In questo inizio settembre monta la nostalgia di quella libertà di qualche giorno fa. E la mancanza non riguarda neanche tanto il mare, nel senso che quella è d’obbligo e comunque si spalma a rate anche nel resto dell’anno perchè, come sa chi ci è cresciuto, il mare è un’idea, non è mai solo l’acqua in cui nuoti d’estate. E di un’idea avrai sempre nostalgia, perchè è perfetta e splendente tutto l’anno. La mancanza, quella più seria invece riguarda ciò che ho riscoperto durante i miei 20 giorni filati. Me.
Quello, spoglio di tutto, quello che a volte quasi dimentico. Con i miei tempi senza costrizioni, il mio sorriso senza doveri verso nessuno, i miei pasti senza occhio al partafoglio, il mio viso disteso in tutti gli specchi in cui mi guardo.

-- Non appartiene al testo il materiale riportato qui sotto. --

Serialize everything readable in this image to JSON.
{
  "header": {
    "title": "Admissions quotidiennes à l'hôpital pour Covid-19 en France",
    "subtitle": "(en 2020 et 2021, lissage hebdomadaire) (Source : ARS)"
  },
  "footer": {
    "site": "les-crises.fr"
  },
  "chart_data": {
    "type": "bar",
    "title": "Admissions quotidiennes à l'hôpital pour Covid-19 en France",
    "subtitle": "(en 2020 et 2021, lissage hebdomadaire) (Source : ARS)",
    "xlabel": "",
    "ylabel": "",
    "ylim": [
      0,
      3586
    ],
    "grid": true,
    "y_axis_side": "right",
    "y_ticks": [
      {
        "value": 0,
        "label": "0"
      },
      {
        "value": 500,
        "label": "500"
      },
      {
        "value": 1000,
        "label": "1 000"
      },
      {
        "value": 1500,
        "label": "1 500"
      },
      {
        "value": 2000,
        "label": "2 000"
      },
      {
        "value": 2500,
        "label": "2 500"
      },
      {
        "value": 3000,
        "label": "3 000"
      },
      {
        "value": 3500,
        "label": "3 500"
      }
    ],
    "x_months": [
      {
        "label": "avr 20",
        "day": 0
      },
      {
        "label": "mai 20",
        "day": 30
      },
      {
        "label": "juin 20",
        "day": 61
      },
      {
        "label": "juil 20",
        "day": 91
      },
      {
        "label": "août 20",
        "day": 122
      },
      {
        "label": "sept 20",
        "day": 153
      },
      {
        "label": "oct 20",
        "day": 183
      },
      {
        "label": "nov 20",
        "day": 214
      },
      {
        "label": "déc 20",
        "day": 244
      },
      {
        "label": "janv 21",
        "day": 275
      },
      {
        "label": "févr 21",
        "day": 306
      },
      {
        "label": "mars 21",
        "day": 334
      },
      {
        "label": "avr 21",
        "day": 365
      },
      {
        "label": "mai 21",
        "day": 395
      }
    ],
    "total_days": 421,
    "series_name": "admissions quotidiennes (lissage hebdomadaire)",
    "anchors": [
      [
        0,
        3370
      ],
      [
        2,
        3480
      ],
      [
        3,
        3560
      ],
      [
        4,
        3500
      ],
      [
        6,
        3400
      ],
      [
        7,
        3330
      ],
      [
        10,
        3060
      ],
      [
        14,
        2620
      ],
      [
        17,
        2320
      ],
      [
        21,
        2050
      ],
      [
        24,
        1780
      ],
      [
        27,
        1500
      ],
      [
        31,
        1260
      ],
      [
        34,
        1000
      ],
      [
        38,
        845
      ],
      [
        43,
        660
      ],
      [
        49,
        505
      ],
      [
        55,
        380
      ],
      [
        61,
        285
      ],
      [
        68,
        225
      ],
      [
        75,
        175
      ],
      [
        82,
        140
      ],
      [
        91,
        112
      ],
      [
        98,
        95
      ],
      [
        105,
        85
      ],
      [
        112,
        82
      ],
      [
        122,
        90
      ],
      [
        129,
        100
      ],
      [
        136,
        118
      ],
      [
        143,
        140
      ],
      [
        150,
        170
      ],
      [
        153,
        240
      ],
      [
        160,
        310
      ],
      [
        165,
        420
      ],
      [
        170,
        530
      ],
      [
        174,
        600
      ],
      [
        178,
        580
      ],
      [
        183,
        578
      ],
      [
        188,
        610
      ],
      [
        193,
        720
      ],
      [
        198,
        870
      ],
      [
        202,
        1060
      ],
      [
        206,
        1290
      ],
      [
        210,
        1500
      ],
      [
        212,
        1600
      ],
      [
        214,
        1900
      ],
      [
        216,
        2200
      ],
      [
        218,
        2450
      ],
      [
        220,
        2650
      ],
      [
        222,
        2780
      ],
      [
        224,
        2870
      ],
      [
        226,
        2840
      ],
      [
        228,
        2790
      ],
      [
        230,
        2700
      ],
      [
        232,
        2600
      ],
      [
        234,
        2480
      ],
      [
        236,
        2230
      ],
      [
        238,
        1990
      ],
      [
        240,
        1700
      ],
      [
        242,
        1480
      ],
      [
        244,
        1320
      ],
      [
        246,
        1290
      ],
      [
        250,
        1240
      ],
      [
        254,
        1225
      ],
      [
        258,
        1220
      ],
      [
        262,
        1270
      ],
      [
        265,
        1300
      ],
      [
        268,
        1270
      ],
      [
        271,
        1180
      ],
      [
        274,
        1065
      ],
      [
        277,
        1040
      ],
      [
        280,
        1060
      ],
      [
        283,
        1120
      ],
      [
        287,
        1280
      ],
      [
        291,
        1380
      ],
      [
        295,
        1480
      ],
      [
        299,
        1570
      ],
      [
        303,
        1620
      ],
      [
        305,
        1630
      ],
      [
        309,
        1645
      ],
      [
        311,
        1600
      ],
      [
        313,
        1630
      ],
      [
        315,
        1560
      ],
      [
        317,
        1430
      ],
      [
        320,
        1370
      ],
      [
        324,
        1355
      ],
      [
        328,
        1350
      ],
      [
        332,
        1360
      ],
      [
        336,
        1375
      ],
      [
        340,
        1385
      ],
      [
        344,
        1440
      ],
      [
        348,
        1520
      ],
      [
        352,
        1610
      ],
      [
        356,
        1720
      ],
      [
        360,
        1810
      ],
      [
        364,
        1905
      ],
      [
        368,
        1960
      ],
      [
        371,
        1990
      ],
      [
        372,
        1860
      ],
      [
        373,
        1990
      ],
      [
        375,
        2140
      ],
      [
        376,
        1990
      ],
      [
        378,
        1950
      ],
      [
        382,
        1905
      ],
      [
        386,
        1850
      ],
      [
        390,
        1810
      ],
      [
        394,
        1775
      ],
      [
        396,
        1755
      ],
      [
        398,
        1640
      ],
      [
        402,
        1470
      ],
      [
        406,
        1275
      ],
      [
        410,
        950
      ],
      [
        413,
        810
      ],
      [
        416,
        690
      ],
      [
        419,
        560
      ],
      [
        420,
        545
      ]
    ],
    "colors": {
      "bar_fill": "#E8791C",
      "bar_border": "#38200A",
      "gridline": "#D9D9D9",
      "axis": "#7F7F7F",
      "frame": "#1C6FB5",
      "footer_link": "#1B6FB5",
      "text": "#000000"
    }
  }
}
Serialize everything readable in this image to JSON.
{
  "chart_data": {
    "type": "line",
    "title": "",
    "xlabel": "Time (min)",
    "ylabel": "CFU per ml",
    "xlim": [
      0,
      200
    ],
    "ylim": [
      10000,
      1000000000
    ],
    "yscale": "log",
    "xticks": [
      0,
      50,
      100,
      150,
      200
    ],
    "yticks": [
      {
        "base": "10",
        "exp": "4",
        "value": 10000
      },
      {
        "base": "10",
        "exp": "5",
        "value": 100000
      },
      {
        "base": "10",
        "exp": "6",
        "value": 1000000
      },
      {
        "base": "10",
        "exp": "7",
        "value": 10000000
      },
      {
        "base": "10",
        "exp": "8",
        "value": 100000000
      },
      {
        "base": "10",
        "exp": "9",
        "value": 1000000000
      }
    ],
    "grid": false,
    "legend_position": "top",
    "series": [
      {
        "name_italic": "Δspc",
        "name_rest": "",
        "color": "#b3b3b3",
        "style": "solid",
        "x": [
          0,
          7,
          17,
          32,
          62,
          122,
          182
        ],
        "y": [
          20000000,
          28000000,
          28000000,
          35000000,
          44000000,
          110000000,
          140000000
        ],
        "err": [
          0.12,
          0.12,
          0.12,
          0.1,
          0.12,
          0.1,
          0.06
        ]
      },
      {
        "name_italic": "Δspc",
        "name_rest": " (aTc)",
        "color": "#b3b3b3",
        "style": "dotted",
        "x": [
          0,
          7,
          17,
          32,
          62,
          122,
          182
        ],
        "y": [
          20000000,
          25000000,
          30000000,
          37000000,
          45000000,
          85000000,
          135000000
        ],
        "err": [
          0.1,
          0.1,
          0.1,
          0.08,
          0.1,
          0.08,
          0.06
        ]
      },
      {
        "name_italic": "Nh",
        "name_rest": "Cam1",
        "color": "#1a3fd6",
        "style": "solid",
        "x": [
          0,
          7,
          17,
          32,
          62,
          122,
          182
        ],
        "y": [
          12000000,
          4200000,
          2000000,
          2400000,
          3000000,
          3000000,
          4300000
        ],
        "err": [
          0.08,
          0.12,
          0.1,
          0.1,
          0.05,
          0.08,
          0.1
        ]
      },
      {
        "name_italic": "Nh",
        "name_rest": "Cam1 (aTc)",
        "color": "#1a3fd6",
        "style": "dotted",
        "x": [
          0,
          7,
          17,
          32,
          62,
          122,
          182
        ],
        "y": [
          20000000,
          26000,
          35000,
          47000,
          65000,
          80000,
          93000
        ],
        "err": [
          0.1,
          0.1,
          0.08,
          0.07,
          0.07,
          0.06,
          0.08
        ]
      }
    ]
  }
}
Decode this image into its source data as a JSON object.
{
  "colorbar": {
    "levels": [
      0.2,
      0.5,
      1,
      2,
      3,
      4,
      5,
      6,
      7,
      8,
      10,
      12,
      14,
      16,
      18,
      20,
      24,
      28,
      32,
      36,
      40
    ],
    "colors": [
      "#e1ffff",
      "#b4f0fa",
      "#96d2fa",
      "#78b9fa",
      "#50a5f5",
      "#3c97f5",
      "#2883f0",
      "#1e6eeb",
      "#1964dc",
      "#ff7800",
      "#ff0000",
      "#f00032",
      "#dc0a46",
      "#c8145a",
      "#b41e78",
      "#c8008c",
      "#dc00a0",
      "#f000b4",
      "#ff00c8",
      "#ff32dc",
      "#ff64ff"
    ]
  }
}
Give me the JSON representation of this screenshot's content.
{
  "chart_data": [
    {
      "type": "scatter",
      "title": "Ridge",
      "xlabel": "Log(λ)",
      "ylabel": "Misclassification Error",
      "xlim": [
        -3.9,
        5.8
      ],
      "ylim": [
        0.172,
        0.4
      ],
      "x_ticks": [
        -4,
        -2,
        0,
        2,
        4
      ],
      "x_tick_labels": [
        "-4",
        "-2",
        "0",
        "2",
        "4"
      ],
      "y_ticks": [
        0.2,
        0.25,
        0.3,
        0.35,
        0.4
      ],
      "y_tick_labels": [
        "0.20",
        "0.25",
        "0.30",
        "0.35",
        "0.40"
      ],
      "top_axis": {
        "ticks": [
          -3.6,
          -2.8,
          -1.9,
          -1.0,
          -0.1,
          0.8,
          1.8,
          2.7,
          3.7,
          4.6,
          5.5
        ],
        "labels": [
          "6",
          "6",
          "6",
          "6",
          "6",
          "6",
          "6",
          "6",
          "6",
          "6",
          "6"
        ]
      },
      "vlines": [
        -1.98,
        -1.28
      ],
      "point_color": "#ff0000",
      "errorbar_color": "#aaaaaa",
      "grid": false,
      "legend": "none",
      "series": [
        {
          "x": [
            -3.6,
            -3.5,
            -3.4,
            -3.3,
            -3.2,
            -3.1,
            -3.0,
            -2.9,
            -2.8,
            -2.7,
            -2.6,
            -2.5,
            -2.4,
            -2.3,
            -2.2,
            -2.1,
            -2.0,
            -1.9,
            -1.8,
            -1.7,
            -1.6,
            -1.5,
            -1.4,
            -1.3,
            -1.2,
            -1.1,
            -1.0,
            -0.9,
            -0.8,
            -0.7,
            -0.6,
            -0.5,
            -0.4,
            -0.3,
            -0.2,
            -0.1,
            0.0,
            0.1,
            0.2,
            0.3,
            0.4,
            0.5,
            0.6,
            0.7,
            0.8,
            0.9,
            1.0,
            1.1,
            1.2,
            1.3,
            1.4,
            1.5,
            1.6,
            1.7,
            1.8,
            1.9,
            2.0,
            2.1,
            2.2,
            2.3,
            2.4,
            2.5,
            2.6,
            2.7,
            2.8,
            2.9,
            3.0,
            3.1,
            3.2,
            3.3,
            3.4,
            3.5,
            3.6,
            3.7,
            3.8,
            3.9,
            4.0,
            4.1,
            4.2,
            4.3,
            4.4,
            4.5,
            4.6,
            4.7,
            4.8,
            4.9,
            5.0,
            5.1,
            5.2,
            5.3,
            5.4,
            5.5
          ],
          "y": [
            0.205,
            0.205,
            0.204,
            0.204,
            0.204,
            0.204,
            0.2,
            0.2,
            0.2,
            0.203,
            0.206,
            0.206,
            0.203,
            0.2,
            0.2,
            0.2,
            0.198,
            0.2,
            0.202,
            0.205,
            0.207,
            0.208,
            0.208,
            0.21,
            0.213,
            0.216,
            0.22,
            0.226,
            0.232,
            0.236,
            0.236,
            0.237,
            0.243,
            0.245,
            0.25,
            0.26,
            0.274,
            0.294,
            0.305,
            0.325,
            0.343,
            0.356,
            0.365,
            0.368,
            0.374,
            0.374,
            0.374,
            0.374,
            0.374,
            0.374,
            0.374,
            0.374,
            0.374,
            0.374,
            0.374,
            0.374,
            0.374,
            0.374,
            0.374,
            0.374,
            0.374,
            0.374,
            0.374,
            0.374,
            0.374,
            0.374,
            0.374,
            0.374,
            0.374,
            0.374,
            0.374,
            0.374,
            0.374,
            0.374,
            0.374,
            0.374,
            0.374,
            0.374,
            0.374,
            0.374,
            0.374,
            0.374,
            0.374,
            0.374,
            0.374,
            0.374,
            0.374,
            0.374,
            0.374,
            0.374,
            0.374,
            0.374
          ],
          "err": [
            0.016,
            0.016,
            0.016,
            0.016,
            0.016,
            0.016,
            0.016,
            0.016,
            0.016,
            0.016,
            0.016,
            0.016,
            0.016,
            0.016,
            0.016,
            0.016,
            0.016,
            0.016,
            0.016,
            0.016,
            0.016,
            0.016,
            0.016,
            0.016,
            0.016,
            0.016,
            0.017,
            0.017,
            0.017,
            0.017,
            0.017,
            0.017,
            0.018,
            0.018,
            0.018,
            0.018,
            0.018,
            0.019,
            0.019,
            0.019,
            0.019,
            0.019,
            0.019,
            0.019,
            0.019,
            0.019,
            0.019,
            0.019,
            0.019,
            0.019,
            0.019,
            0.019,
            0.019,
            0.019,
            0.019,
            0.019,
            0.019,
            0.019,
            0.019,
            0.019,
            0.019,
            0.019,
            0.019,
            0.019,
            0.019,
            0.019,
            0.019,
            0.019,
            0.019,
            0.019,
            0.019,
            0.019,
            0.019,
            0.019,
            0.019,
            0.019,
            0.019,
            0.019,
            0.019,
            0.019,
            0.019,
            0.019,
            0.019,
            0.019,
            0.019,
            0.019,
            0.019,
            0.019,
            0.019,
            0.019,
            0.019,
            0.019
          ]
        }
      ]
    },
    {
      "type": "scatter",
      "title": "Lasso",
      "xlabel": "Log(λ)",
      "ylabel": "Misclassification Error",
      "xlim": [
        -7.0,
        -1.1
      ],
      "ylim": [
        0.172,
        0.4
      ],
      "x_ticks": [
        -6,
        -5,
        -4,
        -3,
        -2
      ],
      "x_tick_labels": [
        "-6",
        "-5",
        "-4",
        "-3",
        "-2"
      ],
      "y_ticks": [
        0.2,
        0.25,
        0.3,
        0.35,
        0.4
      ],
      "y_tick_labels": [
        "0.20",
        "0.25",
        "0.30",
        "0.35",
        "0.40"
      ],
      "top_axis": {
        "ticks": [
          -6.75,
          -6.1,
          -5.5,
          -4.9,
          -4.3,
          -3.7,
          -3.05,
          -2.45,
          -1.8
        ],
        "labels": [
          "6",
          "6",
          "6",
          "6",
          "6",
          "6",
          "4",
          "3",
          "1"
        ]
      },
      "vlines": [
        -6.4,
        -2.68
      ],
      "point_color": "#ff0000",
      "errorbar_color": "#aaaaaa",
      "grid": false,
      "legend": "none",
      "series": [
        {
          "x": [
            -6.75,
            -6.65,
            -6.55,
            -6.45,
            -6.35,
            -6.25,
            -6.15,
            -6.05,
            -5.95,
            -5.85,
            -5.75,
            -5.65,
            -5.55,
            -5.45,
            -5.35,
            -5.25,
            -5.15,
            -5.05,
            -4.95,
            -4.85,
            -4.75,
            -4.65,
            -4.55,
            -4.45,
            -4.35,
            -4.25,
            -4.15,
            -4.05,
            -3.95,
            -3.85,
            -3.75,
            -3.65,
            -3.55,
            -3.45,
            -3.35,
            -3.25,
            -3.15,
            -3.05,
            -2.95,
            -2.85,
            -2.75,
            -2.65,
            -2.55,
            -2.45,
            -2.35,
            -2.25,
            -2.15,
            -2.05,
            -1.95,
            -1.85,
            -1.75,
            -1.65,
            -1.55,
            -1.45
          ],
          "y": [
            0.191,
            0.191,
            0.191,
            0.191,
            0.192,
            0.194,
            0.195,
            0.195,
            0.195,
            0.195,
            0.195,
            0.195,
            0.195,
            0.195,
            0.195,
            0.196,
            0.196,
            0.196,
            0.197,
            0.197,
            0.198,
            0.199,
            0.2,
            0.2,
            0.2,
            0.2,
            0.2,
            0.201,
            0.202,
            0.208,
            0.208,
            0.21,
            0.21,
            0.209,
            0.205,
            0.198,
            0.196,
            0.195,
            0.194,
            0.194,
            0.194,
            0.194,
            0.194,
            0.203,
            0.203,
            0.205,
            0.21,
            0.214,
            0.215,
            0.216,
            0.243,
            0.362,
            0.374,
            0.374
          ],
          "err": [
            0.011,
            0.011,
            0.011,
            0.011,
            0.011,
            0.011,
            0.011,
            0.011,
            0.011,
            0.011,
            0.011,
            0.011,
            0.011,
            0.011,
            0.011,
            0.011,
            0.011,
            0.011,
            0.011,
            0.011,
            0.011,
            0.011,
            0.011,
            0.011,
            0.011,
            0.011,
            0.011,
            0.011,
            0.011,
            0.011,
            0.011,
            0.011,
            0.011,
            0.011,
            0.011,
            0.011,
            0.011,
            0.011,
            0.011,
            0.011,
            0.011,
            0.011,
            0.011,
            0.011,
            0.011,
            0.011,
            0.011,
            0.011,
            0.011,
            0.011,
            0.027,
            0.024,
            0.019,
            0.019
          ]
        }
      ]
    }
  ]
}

Poi ritorno. In un controesodo che sa tanto di giorno dell’interrogazione di matematica. E dall’istante in cui rimetto piede nella gabbia dei doveri mi attacco a tutto pur di dimenticare di essere stato, per qualche giorno, un uomo libero e senza nome. Mi attacco ai concerti della festa dell’Unita (che poi quest’anno qualcuno l’ha ribattezzata Festa Democratica). Ai fuoriporta del sabato e della domenica. Al torneo di Calcetto con la sua sfilza di pizzate al traino. Alle sere a teatro e al cinema. E ai minuti sulle scale d’avanti al Duomo aspettando qualcuno che vorrebbe tanto sentirsi dire: molla tutto e andiamo via. E a volte mi attacco e basta.

Come sempre vivrò tante cose che, immagino, renderanno più bella e ricca la mia esistenza ma so che si tratterà dell’altro modo, quello più faticoso, di cercare tutto quel bello che avevo già trovato nell’aprire gli occhi una mattina d’agosto  ritrovandomi a fare l’amore con il respiro stessa della mia vita. Ma forse è così che deve andare no?!

Vins

Per quelli che dopo ogni estate sono qui. Per Lello che forse già trema. Per Giò che macina più chilometri ora che è tornato a casa da Milano di quanto facesse prima in giro per il mondo. Per Nick e Saverio che ce l’hanno nel sangue. E per Maurizio che in questi giorni è in preda al delirio da vita e si chiede addirittura se partire sia una risposta o un’altra domanda dell’elenco.

Per tutti quelli ancora pronti ad andare.